I think it would be nice to have layered navigation, but a NORMAL category navigation system. People should not have to choose between allow price, navigation, color etc filtering and sane category navigation. For example, if there are multiple categories such as
Information -> Books -> Genre Literature -> Classic
When people are at “Books” and layered navigation is enabled it creates a situation where it is extremely inefficient to browser any sub-category of Genre Literature (must load multiple pages between every category change… Totally unncessary). So, layered navigation has to be turned off, so now people cannot filter base on price, media type (hard cover, paperback) and so forth.

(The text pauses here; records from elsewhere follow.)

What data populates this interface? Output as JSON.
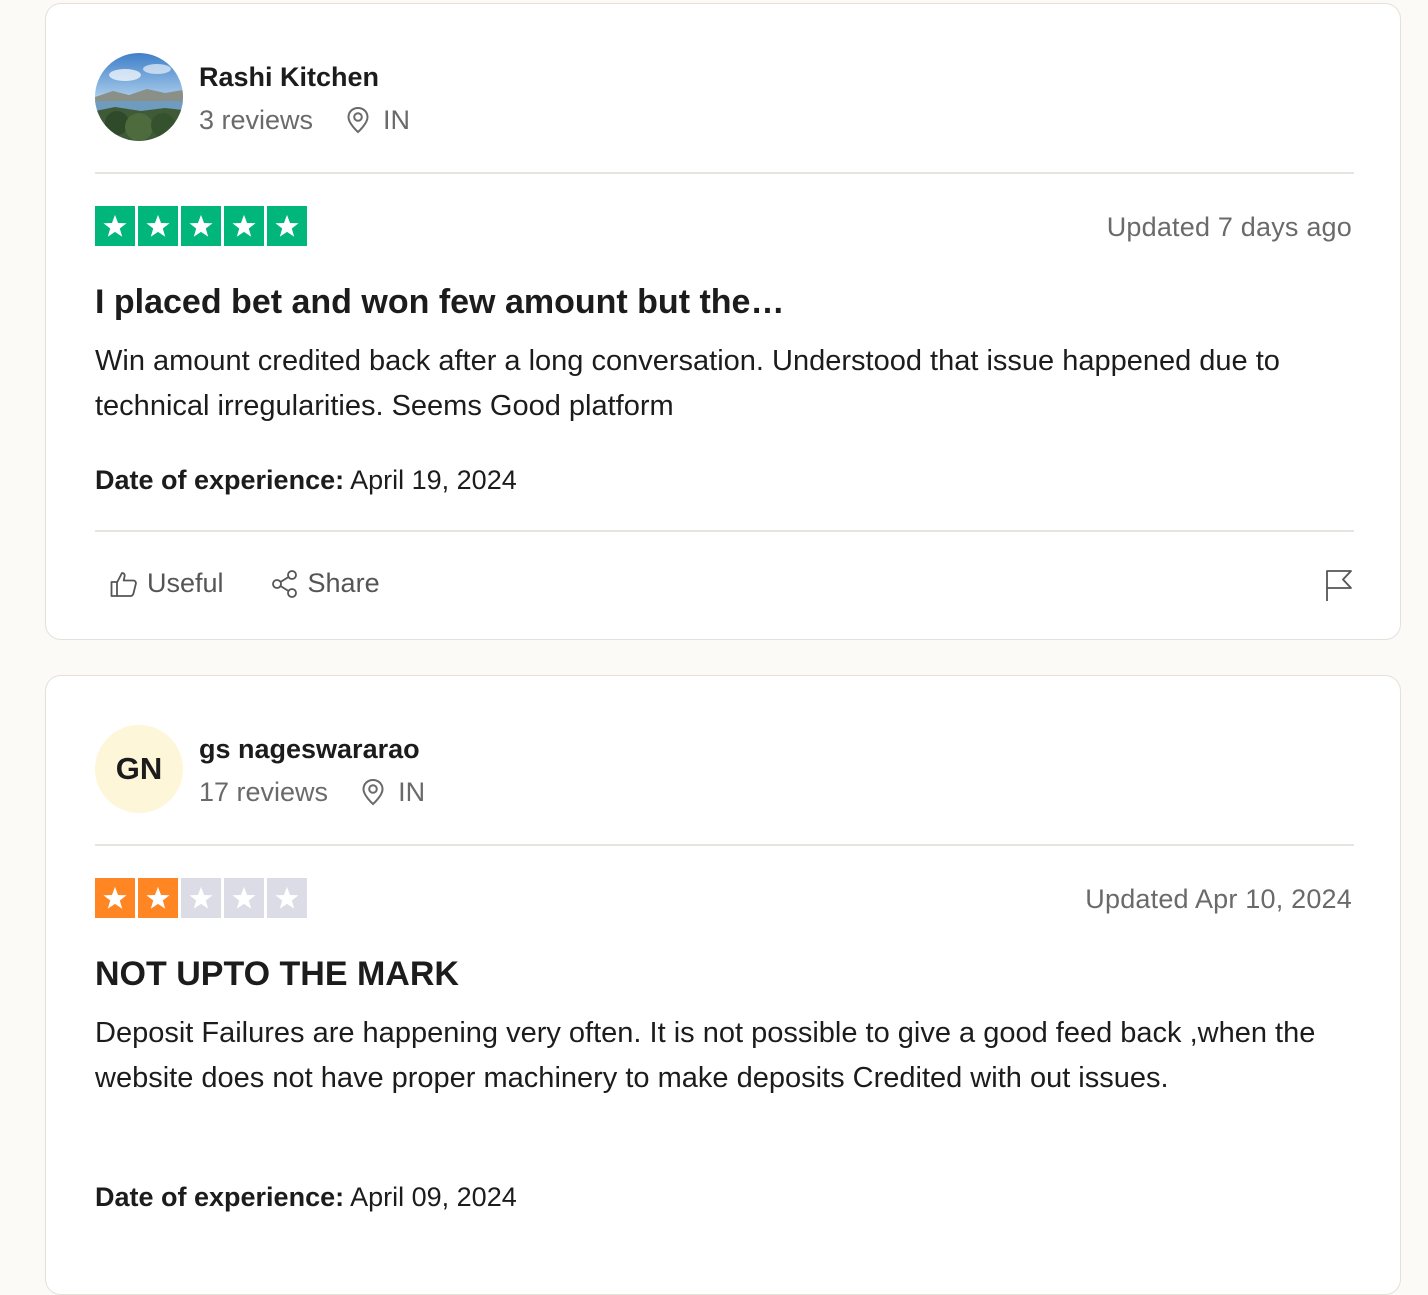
{
  "colors": {
    "star_green": "#00b67a",
    "star_orange": "#ff8622",
    "star_empty": "#dcdce6"
  },
  "reviews": [
    {
      "consumer_name": "Rashi Kitchen",
      "review_count": "3 reviews",
      "country": "IN",
      "avatar_type": "photo-landscape",
      "rating": 5,
      "updated": "Updated 7 days ago",
      "title": "I placed bet and won few amount but the…",
      "body": "Win amount credited back after a long conversation. Understood that issue happened due to technical irregularities. Seems Good platform",
      "experience_label": "Date of experience:",
      "experience_date": "April 19, 2024",
      "actions": {
        "useful": "Useful",
        "share": "Share"
      }
    },
    {
      "consumer_name": "gs nageswararao",
      "avatar_initials": "GN",
      "review_count": "17 reviews",
      "country": "IN",
      "rating": 2,
      "updated": "Updated Apr 10, 2024",
      "title": "NOT UPTO THE MARK",
      "body": "Deposit Failures are happening very often. It is not possible to give a good feed back ,when the website does not have proper machinery to make deposits Credited with out issues.",
      "experience_label": "Date of experience:",
      "experience_date": "April 09, 2024"
    }
  ]
}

I agree there are still issues with layered navigation and SEO
But there are options
1) No follow links on layered navigation
2) Block the search engines from spidering urls that are created within the layered navigation - via robots.txt
3) Remove layered navigation and place a static menu in your template
I am sure there are a few other options too.
1 and 2 are basically the same and counterproductive. the point is to improve and increase the content and relevancy for search engines. why would you block the search engines? we could block them for the whole site and not have to worry about them at all…
And 3, well then layered navigation is gone...which is another backwards step.
anyway, on to some recommendations:
Search Friendly URLS with layered navigation
currently, the attribute group is used with the selection as an id. ex: example.com/mycategory?color=1
the solution here is to replace the id with a word (1 == blue, 2 ==green, etc.) to get something like this: example.com/mycategory?color=blue
or even better, create more virtual directories to be something like: example.com/mycategory/color/blue
Page Title and META
each attribute group should have an option for page title (append/prepend)
same for meta description and meta keywords.
SO, if the category page title is “Widgets” , user selects “blue” from layered navigation, you have two possible page titles:
1) set prepend title to “Blue “ and title becomes “Blue Widgets”
2) set append title to “ (blue)” and the title becomes “Widgets (blue)”
It would also be nice to be able to assign a menu link to a specific layered navigation page (perhaps there is an option that is particularly popular) so that you are able to place unique content blocks on the page. or is there already a way to do this that i’m not aware of?
martijnr, How is that fixing it? I dont see where you have been able to get rid of the ‘?” or type and replace with the name of whatever it is. Unless I’m missing something here.
I would think this solution would be a high priority for Magento, where as SEO is very crtical.
The most important thing here for seo, is to show the attributes in the page title and in the content in the h1 tag. With this search engines will now see that the page has unique content.
My next step is to change the id in a name, but this is not as important as changing the title.